Durch die Sprache seine Unabhängigkeit zu gewinnen ist eine alte Idee; und daraus ein Experiment zu machen der Grund, warum ich nach Asien gefahren bin. Was ich wollte: Schauen, wie sich mir meine Wirklichkeit erschließt an Orten, in denen ich mit unvertrauten Zeigern (vgl. «Ein Zeigermodell») konfrontiert werde, sowie einen Kontext finden, der für mich noch nicht kulturell überdefiniert ist. Und was wäre Unabhängigkeit? Da ich mir diesen Zustand jenseits der Sprache nicht vorstellen kann, hatte ich kaum Erwartungen. Sensu Wittgensteins «Die Grenzen meiner Sprache sind die Grenzen meiner Welt» (vgl. «Konstruktivismus: Die Epistemologie der Postmoderne») versuchte ich bis dato, Sprache zu verfeinern. Was passiert aber mit meiner Identitätskonstruktion, wenn ich verstumme?!


Fremdheit in Japan

Menschen schauen nicht. Sie sind sehr bei sich und mit ihren Mobilphonen beschäftigt. Nach zwei Wochen vermisse ich den europäischen Blickkontakt in den Cafés, den Parks, der Öffentlichkeit. Dieses Nicht-Sich-Ansehen isoliert bisweilen.
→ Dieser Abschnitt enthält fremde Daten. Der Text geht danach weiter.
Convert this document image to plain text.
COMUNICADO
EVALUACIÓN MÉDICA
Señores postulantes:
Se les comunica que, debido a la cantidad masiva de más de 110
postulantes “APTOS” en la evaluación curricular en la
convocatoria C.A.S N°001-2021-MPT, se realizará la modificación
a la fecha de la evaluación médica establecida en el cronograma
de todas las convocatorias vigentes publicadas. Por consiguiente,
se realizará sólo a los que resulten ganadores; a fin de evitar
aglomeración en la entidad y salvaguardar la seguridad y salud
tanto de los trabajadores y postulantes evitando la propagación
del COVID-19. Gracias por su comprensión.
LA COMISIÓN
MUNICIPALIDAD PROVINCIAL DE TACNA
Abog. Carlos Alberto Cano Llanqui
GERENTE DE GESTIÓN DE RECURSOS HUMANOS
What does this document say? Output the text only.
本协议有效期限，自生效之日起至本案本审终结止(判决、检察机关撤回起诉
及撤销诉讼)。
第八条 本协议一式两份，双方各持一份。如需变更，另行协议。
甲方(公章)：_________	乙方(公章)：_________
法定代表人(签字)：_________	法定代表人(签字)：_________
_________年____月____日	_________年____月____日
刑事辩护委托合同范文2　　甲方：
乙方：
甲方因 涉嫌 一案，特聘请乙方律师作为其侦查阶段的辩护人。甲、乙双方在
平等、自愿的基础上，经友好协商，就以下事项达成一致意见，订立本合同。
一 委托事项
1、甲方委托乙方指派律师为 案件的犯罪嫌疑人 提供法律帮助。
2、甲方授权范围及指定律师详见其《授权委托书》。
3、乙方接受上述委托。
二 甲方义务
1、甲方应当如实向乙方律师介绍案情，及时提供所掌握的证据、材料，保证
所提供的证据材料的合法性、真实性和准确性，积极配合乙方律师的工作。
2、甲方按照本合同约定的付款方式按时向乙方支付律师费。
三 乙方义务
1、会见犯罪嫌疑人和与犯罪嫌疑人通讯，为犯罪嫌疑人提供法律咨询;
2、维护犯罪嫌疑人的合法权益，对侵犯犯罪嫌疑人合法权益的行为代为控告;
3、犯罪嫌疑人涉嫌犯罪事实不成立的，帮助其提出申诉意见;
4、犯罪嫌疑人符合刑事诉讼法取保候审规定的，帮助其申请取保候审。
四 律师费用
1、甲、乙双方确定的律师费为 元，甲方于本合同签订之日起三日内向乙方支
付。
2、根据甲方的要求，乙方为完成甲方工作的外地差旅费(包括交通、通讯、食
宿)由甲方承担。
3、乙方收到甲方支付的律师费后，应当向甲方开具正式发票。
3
Schrift tritt mir als Kunst entgegen; als Symbole, zu denen es einen mir unbekannten Schlüssel gibt, Symbole, die mich dazu verführen, mir eigene Geschichten zu beinahe jedem Schild, jeder Tafel auszudenken. Das macht den Alltag sehr bunt.

Hier sind selten soziale Vergleiche möglich, mir fehlt das Bezugssystem, da Gesten unverständlich sind, die Regeln der Zeichen erkenne ich nur langsam. Selbst banale Gesten – sie zeigen auf die Nase, wenn sie von sich sprechen – irritieren, weil sie mich in der Schwebe lassen. Ich genieße diesen Zustand des Unhaltbaren.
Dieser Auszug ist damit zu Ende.